At the forefront is Al Gore’s carbon footprint. The former vice president has been telling us the world is coming to an end because of our excessive energy-consumption, yet his electric bill is $1,200 a month.

Then there is Ted Haggard, the fallen leader of the National Association of Evangelicals and pastor of the New Life Church in Colorado Springs. After a male prostitute accused him of homosexual activity and drug abuse, Haggard checked himself into rehab. Three weeks later he was pronounced “completely heterosexual.” The public is understandably having trouble believing him.

Another story that has somehow passed under the radar is the inconsistency of bioethicist Peter Singer. For years Singer has been redefining human life by coining the phrase “human non-person” to refer to fetuses, newborn babies, the disabled, and the terminally ill. The hope is that the phrase will prove a worthy salve for postmodern consciences desirous to justify abhorrent practices such as abortion and euthanasia. Hundreds have been influenced by Singer’s humanistic philosophies. But how well does he do when he is personally confronted with them? Not well, as a recent story reveals. When Singer’s own mother became a “human non-person,” he couldn’t bring himself to end her life. When “ethics” got personal, Singer chose to allow nature to take its course.

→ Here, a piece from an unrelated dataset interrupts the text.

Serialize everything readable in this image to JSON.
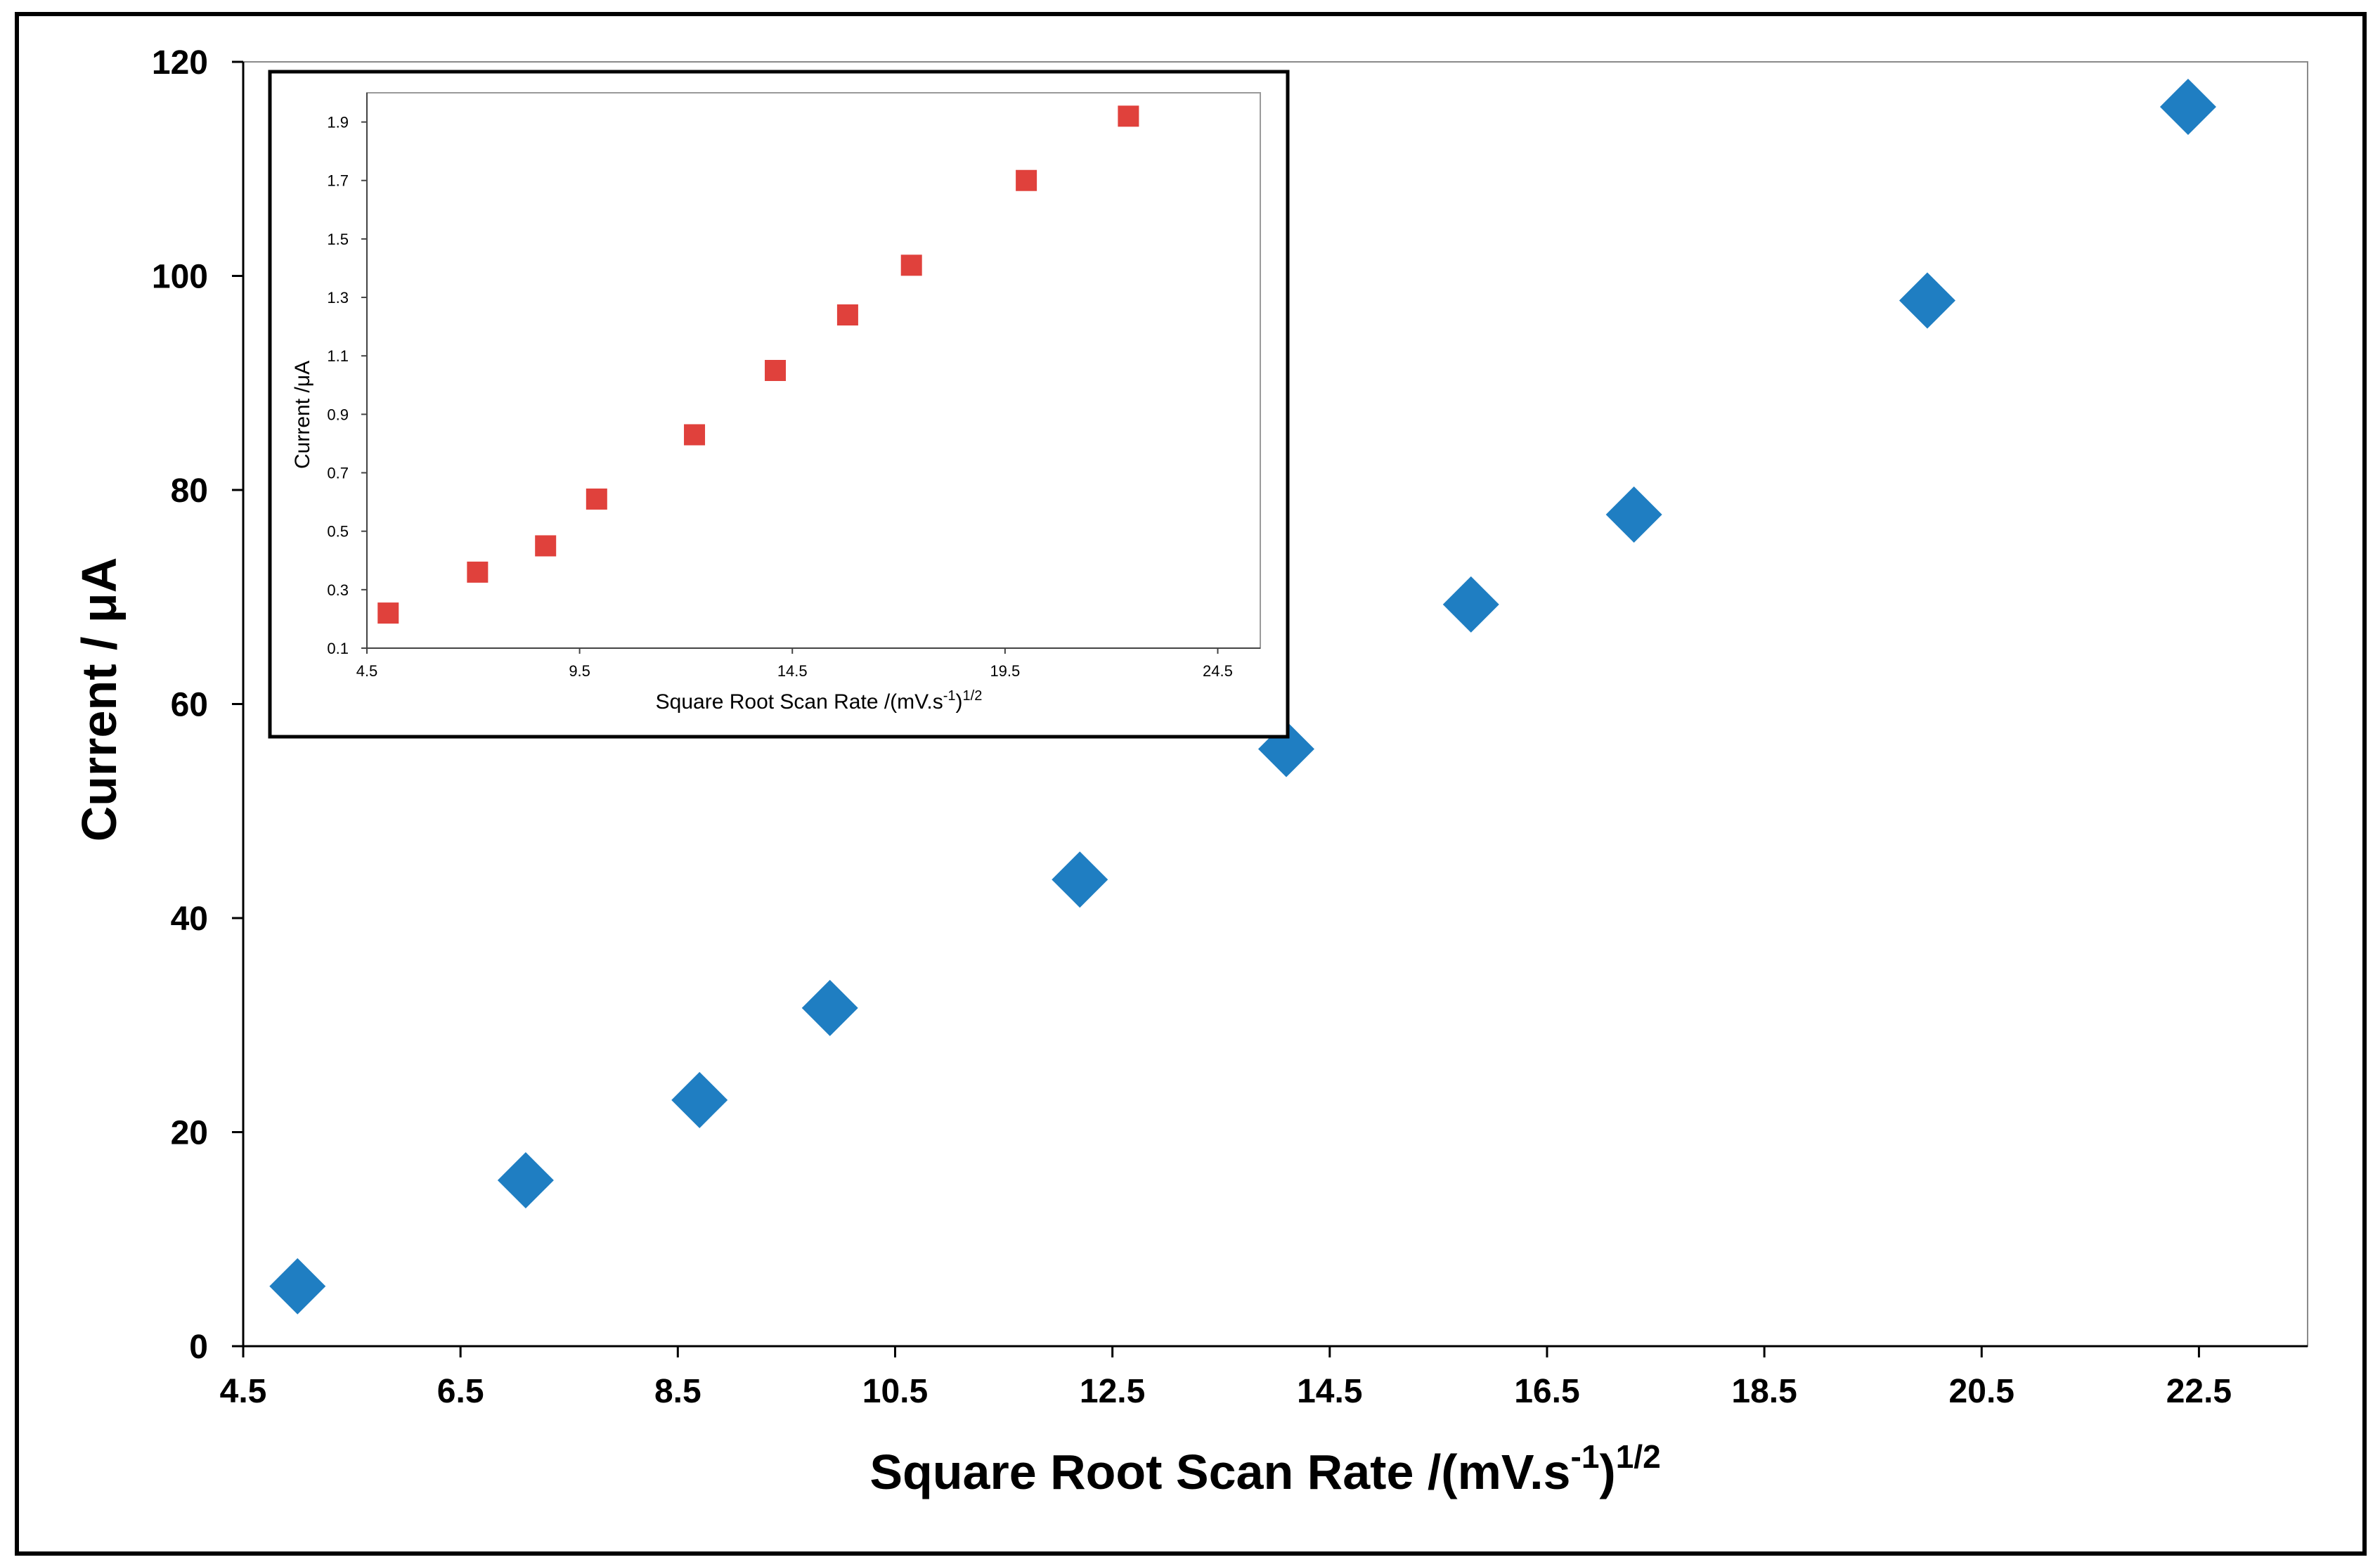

People of principle relish stories like these because they validate our suspicions. We can’t believe that people actually think their mothers and children are “human non-persons.” We know a lot of these televangelists are religious hucksters in disguise. We’ve always had a feeling that celebrities and politicians don’t practice what they preach. But is hypocrisy really evidence that we’re right?

John wrote, “Beloved, do not believe every spirit, but test the spirits to see whether they are from God, for many false prophets have gone out into the world” (1 Jn. 4:1). What did he mean by “test the spirits?” The idea is borrowed from metallurgy, the ancient technique of separating metals from their ores using fire. Just as the metallurgist tests his metals by the standard of a fiery cauldron, Christians must examine and prove every teacher by the standard of truth.

But is practice that standard? That is what we are saying if we use hypocrisy as a guide. Hypocrisy may be ugly; the Lord hated it (Mt. 6:1-2, 5, 16; 7:5; 15:7-9; 22:18; 23:2-33; et al.). However, hypocrisy cannot be used as the standard for judging whether or not something is true. If that were the case, then Haggard’s example proves homosexual behavior is acceptable, and Al Gore’s example, on its own, proves that Global Warming is a farce.

Practice cannot serve as a standard because it’s far too subjective. Sure, Haggard fell, but Christ didn’t. He’s the one who originally established the sinfulness of homosexual behavior (Rom. 1:26-27; 1 Cor. 6:9-10). Thousands of other preachers have lived up to their teaching, enough to relegate Haggard to the category of “exception to the rule.”

Moreover, hypocrisy is often the result of a disconnect between what a person believes in his heart and what he actually does. True, some are liars and know what they’re saying is false. But I think most hypocrites are just believers floundering in their own weaknesses, whether they are church leaders, philosophers, or heads of state.

The standard for truth is God’s Word. Because it is inspired (God-breathed), it can claim objectivity (2 Tim. 3:16-17; 2 Pet. 1:20-21). While many of its heralds failed to live up to its doctrine at times, including some of the apostles, it has never wavered.

Hypocrisy should be shunned; dishonesty should never be tolerated. But let God’s Word be the judge. If we’re not careful, we’ll arrive at the wrong conclusion because we tested our propositions in the wrong fire.